To be able to see & hear two different people with different disabilities communicate using their own voices, relating their own experiences including detailing not only within the Institutional setting, the obstacles placed in their path but also their hopes fears & experiences actually in the ‘outside world’ was invaluable.

Conclusions: I feel privileged to have been able to watch & listen first to Valerie Browne talking about her life in care & describing the daily drawbacks & limitations. Her evident frustration with both her fellows & the setting came across very strongly through the digital medium. Then to see her in her own listen to her talk about the realities of her daily life was both evocative and instructive.

In Matthew Whitney’s case the ability to see the man, to be able to pick up on nuances and posture deepened & personalised his contribution/life narrative.

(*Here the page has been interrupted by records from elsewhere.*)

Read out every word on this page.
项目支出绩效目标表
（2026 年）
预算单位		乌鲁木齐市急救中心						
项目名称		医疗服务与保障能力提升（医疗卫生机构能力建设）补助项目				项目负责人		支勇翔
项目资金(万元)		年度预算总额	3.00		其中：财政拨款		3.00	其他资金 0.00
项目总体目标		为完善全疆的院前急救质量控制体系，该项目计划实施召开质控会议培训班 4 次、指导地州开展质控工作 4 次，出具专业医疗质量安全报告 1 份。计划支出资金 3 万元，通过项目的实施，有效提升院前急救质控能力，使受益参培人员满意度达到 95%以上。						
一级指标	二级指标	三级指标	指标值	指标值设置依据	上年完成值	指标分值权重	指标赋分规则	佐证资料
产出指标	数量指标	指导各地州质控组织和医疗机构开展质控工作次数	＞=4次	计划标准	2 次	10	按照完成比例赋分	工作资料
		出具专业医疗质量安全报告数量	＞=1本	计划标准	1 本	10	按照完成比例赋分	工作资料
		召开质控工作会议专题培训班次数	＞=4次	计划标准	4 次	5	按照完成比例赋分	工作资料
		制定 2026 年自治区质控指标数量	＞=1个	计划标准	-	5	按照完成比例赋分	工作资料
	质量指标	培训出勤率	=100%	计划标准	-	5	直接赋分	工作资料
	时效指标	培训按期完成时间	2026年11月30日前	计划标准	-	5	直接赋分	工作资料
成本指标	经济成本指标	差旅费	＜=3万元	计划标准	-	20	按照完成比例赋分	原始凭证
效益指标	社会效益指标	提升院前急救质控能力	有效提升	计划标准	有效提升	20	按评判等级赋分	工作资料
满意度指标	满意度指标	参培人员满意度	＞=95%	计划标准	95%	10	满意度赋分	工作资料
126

The use of the digital formats gave me a real sense of just who these people are. Indeed the use of the formats allowed these case studies to become people to me in very real ways. I feel I have a sense of their personalities. In fact I now know them to actually be PEOPLE with hope & fears, flaws & talents, rights & requirements just like every other citizen, which makes the closing down of the Institutional Care system & the move to Community based services seem even more apposite. I had not fully appreciated just how incarcerated those in the old setting actually were, Nor did I realise just how capable, adaptable & human they are.

In the final analysis being part of this project has been a deeply rewarding experience enabling some real personal growth & a renewal of the determination to continue fighting to make this place better for all of us.